Dall’Instituto Cordoba alla Juventus, passando attraverso tre fantastiche stagioni a Palermo di cui una in Serie B, dalla Segunda Division argentina al più grande club di Serie a per Paulo Dybala, talento astrale del calcio argentino sul quale hanno puntato, ripagati, prima il coraggio e la sfrontatezza di Zamparini, poi la consacrazione di Giuseppe Marotta, ad bianconero, che lo ha fortemente voluto in bianconero. Certo, un talento pagato a peso d’oro poiché il presidente del Palermo ha dovuto sborsare al club argentino 11,9 milioni di euro per entrare in possesso del cartellino (tra l’altro pagati in ritardo e dopo un contenzioso) e poi la Juve che per assicurarselo ha dovuto scucire la bellezza di 40 milioni di euro (32 milioni cash + 4 di bonus + altri 4 in contropartite tecniche), l’esborso più oneroso della gestione Agnelli, ma nel suo caso sarebbe più corretto parlare di investimento, considerando i 13 gol e i 10 assist messi a referto nella passata stagione.

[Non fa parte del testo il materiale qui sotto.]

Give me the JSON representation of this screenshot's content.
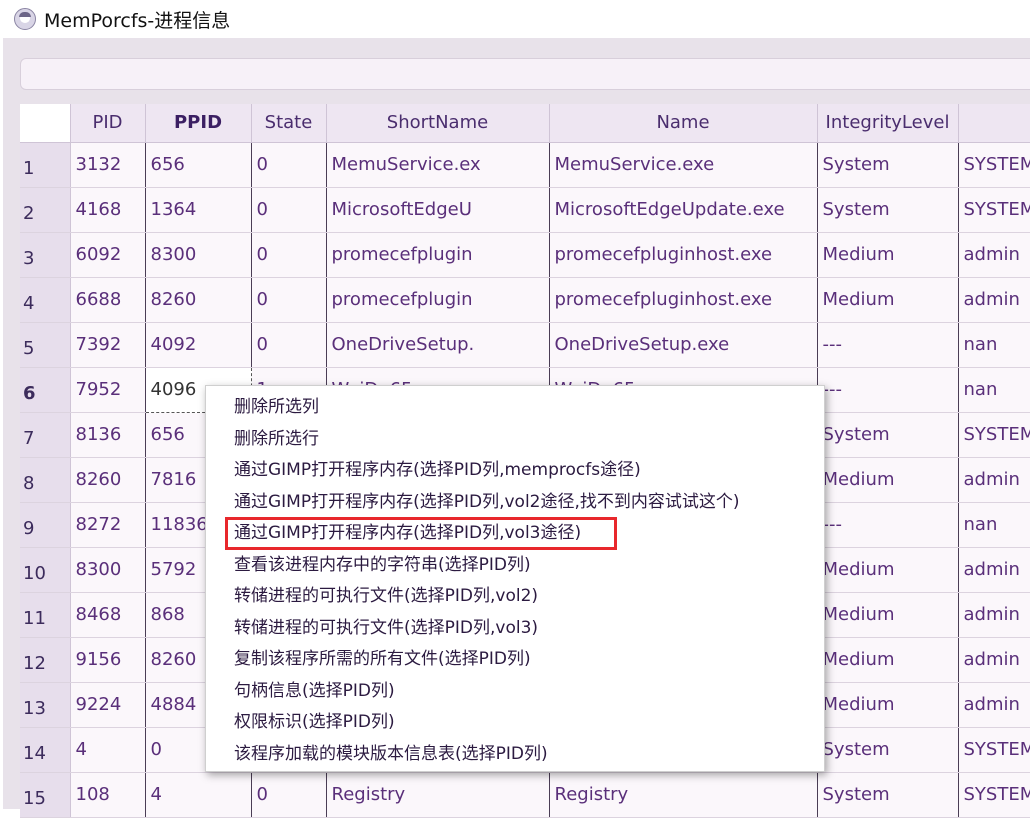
{
  "window": {
    "title": "MemPorcfs-进程信息"
  },
  "table": {
    "headers": [
      "PID",
      "PPID",
      "State",
      "ShortName",
      "Name",
      "IntegrityLevel",
      ""
    ],
    "rows": [
      {
        "n": "1",
        "pid": "3132",
        "ppid": "656",
        "state": "0",
        "short": "MemuService.ex",
        "name": "MemuService.exe",
        "integ": "System",
        "user": "SYSTEM"
      },
      {
        "n": "2",
        "pid": "4168",
        "ppid": "1364",
        "state": "0",
        "short": "MicrosoftEdgeU",
        "name": "MicrosoftEdgeUpdate.exe",
        "integ": "System",
        "user": "SYSTEM"
      },
      {
        "n": "3",
        "pid": "6092",
        "ppid": "8300",
        "state": "0",
        "short": "promecefplugin",
        "name": "promecefpluginhost.exe",
        "integ": "Medium",
        "user": "admin"
      },
      {
        "n": "4",
        "pid": "6688",
        "ppid": "8260",
        "state": "0",
        "short": "promecefplugin",
        "name": "promecefpluginhost.exe",
        "integ": "Medium",
        "user": "admin"
      },
      {
        "n": "5",
        "pid": "7392",
        "ppid": "4092",
        "state": "0",
        "short": "OneDriveSetup.",
        "name": "OneDriveSetup.exe",
        "integ": "---",
        "user": "nan"
      },
      {
        "n": "6",
        "pid": "7952",
        "ppid": "4096",
        "state": "1",
        "short": "WeiDu65",
        "name": "WeiDu65",
        "integ": "---",
        "user": "nan"
      },
      {
        "n": "7",
        "pid": "8136",
        "ppid": "656",
        "state": "",
        "short": "",
        "name": "",
        "integ": "System",
        "user": "SYSTEM"
      },
      {
        "n": "8",
        "pid": "8260",
        "ppid": "7816",
        "state": "",
        "short": "",
        "name": "",
        "integ": "Medium",
        "user": "admin"
      },
      {
        "n": "9",
        "pid": "8272",
        "ppid": "11836",
        "state": "",
        "short": "",
        "name": "",
        "integ": "---",
        "user": "nan"
      },
      {
        "n": "10",
        "pid": "8300",
        "ppid": "5792",
        "state": "",
        "short": "",
        "name": "",
        "integ": "Medium",
        "user": "admin"
      },
      {
        "n": "11",
        "pid": "8468",
        "ppid": "868",
        "state": "",
        "short": "",
        "name": "",
        "integ": "Medium",
        "user": "admin"
      },
      {
        "n": "12",
        "pid": "9156",
        "ppid": "8260",
        "state": "",
        "short": "",
        "name": "",
        "integ": "Medium",
        "user": "admin"
      },
      {
        "n": "13",
        "pid": "9224",
        "ppid": "4884",
        "state": "",
        "short": "",
        "name": "",
        "integ": "Medium",
        "user": "admin"
      },
      {
        "n": "14",
        "pid": "4",
        "ppid": "0",
        "state": "",
        "short": "",
        "name": "",
        "integ": "System",
        "user": "SYSTEM"
      },
      {
        "n": "15",
        "pid": "108",
        "ppid": "4",
        "state": "0",
        "short": "Registry",
        "name": "Registry",
        "integ": "System",
        "user": "SYSTEM"
      }
    ]
  },
  "context_menu": {
    "items": [
      "删除所选列",
      "删除所选行",
      "通过GIMP打开程序内存(选择PID列,memprocfs途径)",
      "通过GIMP打开程序内存(选择PID列,vol2途径,找不到内容试试这个)",
      "通过GIMP打开程序内存(选择PID列,vol3途径)",
      "查看该进程内存中的字符串(选择PID列)",
      "转储进程的可执行文件(选择PID列,vol2)",
      "转储进程的可执行文件(选择PID列,vol3)",
      "复制该程序所需的所有文件(选择PID列)",
      "句柄信息(选择PID列)",
      "权限标识(选择PID列)",
      "该程序加载的模块版本信息表(选择PID列)"
    ],
    "highlighted_index": 4,
    "highlight_color": "#e8282c"
  }
}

E ora eccolo là a Vinovo che durante la conferenza stampa di presentazione sprizza di gioia, lui che in patria è soprannominato proprio la Joya “Mi chiamavano così in patria, mi piace” ha rivelato Dybala, cresciuto guardando le maglie e le gesta dei suoi idoli Riquelme e Ronaldinho, che ora però ha scelto la maglia n° 21, quella di Pirlo e Zidane, nomi non casuali, di certo impegnativi, e chissà che non riesca a ripetere le loro magie con la maglia della Juventus.

Poche chiacchiere e molta concretezza l’ex pupillo di Zamparini che ai microfoni fa dichiarazioni che sembrano già proclami: “L’ultima è stata una stagione incredibile per la Juventus, peccato per la finale. Credo che quest’anno la Juve possa fare ancora meglio, vincendo la Champions“. ma ovviamente il giovane ragazzo partito dal profondo nord argentino non si sente arrivato e anzi parla più che legittimamente di parabola evolutiva e di ambizioni: “Sono qui da 2 giorni, è un grande cambiamento per me e la mia carriera. Spero di crescere molto, quando mi hanno detto che la Juventus mi voleva non ho avuto dubbi: volevo venire qui. A me piace sempre vincere, qui è il posto perfetto per cominciare a vincere nella mia carriera“.

Dybala avrà il difficile compito di sostituire un altro argentino, Carlitos Tevez anche se è un giocatore profondamente diverso dall’Apache e nonostante abbiano ruoli analoghi, si è espresso così circa la sua posizione in campo, conscio del fatto che probabilmente dovrà contendersi un posto con Mandzukic e Morata o con l’eventuale trequartista al quale la Juventus sta puntando sul mercato: “Parlerò con Allegri, vedrò cosa pensa lui e dove mi vede, posso giocare trequartista, prima o seconda punta. Nel settore giovanile all’Instituto Cordoba ho sempre giocato trequartista, poi attaccante. Iachini a Palermo mi ha schierato prima punta, e proprio in quel ruolo ho fatto più gol. Posso giocare ovunque. Allegri, mi ha dato il benvenuto ma di lavoro non abbiamo ancora parlato. La squadra la fa lui, io rispetterò le sue decisioni: abbiamo tutti voglia di essere titolari, ma dobbiamo dimostrarlo in campo“.